The proposed acquisition is subject to certain conditions, including, among
others, the execution of a formal merger agreement , the obtaining of requisite
financing by OSI, and the meeting of minimum net worth and net working capital
parameters by the Company. After the execution of the contemplated merger
agreement, the Company will hold a special meeting of its shareholders to vote
upon the merger.
10
<PAGE>
MANAGEMENT'S DISCUSSION AND ANALYSIS OF FINANCIAL CONDITION AND RESULTS OF
OPERATIONS
Three and six months ended August 26, 2000 as compared with three and six months
ended August 28, 1999.
REVENUES
Sales of $2,915,534 for the second quarter ended August 26, 2000 were $36,103 or
1.2% lower than the sales of $2,951,637 in the comparable prior-year quarter.
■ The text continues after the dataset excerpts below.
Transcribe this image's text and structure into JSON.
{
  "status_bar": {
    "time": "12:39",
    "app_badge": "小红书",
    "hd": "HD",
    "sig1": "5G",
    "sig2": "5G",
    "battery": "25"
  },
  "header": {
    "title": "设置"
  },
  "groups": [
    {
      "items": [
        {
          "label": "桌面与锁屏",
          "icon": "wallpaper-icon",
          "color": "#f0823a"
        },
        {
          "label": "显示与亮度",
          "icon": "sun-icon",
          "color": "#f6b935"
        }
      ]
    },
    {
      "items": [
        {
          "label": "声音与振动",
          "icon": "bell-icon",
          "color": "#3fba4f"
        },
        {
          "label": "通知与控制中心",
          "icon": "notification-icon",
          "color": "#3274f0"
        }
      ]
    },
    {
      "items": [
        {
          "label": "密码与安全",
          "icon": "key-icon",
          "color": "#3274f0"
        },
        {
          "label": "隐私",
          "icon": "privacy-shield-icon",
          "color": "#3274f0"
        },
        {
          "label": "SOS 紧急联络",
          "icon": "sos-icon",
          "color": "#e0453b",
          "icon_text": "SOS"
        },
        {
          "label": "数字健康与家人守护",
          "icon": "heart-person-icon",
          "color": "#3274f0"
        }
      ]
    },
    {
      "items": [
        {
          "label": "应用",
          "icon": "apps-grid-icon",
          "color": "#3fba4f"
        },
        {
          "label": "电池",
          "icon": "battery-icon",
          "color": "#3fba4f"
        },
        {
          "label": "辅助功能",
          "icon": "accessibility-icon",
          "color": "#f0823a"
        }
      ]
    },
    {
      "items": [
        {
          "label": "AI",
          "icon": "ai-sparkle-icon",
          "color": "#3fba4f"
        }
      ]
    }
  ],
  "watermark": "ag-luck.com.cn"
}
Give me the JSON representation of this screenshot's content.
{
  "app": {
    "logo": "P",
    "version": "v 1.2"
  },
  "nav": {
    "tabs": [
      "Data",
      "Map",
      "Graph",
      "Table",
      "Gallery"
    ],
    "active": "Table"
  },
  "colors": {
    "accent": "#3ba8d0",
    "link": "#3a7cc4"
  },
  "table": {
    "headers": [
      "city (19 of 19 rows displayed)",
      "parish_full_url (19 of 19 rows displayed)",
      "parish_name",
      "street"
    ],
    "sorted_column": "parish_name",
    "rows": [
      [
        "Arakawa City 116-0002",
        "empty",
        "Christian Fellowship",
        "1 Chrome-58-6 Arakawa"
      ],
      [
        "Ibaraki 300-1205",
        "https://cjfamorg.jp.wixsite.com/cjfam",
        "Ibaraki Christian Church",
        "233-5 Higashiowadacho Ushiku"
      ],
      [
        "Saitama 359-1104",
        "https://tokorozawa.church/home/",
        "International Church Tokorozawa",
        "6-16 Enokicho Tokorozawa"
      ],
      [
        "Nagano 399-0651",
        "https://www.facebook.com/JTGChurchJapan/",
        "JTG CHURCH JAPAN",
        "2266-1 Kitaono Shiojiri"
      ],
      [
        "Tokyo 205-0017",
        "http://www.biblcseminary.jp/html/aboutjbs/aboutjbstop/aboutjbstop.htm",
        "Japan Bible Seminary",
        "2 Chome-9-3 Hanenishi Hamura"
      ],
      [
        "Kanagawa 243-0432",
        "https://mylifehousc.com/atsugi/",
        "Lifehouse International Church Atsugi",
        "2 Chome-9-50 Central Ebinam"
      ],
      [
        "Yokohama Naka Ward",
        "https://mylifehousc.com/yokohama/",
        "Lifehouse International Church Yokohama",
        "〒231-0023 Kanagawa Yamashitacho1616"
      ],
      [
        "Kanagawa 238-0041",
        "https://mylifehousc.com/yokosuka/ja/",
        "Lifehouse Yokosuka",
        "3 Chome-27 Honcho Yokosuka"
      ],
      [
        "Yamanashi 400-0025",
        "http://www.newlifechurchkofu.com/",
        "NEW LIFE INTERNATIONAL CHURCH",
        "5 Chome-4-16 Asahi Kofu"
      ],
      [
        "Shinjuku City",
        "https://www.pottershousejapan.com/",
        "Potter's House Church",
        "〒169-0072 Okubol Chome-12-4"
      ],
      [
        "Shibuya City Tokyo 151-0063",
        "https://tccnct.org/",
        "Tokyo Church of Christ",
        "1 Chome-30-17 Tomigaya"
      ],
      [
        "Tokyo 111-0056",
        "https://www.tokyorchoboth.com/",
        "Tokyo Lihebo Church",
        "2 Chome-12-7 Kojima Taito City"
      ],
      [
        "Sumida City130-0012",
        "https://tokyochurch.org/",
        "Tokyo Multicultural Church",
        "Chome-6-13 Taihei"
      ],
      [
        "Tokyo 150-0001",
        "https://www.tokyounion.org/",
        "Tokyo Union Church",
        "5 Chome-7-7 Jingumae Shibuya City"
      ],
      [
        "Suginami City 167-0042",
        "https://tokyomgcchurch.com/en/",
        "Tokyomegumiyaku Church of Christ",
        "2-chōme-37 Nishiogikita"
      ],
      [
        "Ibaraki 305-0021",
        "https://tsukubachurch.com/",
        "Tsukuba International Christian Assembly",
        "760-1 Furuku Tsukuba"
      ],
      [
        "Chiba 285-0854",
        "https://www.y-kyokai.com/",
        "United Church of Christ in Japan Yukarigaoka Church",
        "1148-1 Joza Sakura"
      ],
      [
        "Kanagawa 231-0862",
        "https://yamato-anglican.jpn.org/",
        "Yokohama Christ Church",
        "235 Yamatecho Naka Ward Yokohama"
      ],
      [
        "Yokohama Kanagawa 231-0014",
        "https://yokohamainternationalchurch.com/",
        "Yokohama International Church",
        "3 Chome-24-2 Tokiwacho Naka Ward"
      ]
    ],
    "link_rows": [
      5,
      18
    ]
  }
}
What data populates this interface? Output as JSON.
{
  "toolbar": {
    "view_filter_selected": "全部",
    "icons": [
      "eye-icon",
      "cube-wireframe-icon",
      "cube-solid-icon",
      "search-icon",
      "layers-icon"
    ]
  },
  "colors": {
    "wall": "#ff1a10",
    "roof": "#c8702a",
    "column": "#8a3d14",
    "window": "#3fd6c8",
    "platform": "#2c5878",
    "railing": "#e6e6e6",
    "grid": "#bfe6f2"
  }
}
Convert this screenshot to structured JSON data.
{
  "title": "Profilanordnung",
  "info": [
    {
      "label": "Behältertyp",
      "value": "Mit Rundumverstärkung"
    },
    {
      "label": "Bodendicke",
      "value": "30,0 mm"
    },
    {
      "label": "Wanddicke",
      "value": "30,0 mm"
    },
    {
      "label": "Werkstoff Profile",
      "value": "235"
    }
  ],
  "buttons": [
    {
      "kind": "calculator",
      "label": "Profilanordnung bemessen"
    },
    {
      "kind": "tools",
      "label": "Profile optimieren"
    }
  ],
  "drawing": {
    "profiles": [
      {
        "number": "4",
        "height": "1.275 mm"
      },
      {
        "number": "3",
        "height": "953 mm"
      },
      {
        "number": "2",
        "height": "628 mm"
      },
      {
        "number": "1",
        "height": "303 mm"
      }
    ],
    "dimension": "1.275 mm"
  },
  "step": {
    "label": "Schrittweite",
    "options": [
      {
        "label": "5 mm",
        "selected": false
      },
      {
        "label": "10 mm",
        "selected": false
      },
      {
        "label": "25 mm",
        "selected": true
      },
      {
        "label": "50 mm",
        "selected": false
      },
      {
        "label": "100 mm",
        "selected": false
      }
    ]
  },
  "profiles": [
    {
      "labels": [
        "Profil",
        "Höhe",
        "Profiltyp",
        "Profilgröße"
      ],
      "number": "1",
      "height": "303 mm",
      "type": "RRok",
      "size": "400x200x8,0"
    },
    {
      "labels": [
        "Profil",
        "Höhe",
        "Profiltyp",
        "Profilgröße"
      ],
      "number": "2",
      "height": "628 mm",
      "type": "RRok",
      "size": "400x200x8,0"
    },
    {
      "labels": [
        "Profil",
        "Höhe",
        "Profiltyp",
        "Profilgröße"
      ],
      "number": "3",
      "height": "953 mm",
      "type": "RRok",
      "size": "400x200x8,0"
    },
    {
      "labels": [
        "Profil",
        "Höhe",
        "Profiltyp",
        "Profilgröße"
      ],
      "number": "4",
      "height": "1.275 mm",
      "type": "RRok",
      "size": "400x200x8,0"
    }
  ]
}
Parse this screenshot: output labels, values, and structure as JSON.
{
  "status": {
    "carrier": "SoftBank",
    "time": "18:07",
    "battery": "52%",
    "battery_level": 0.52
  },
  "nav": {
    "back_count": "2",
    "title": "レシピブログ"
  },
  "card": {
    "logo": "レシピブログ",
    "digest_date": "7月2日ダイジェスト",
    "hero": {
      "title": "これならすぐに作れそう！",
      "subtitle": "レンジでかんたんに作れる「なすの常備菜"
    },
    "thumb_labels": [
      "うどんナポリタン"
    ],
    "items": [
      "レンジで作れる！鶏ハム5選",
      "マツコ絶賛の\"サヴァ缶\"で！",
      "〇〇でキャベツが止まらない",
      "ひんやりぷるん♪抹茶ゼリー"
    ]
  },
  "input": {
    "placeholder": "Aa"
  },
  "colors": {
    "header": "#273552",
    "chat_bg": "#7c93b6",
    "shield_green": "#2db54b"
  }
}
The reduction in sales was principally due to a reduction in domestic sales of
PPT and other materials as both domestic orthotic sales and UK sales increased
over the prior year. Sales of $5,685,229 for the six months ended August 26,
2000 were $27,732 or less than 1% higher than prior-period's sales of
$5,657,497. The increased sales for the six month period when compared to the
comparable prior year period is principally due to increased sales in the
Company's subsidiary in the United Kingdom partially offset by a reduction in
domestic sales of PPT and other materials.
GROSS PROFIT
Gross profit as a percentage of sales for both the three month and six month
periods ended August 26, 2000 was lower than the comparable periods in the prior
year. For the three months ended August 26, 2000 gross profit as a percentage of
sales decreased to 35.7% of sales from 38.2% in the comparable prior period.
This reduction in margin resulted from lower productivity principally
attributable to an increase in direct labor trainees as a percentage of the
total direct labor workforce and to increased shipping expenses. For the six
month period ended August 26, 2000, gross margin as a percentage of sales
decreased to 36.2% from 37.1% in the comparable period in the prior year due to
the lower margin in the quarter ended August 26, 2000 discussed above.
SELLING, GENERAL AND ADMINISTRATIVE EXPENSES
Selling expenses for the recently ended quarter were $513,050 compared to
$398,534 in the comparable prior-year period, an increase of $114,516 or 28.7%.
This increase is due to an increase in domestic selling expense of $47,000 and
an additional increase of $67,000 in the Company's UK subsidiary. Selling
expenses for the six months ended August 26, 2000 were $1,020,330 compared to
$764,530 in the comparable prior-year period, an increase of $255,800 or 33.5%.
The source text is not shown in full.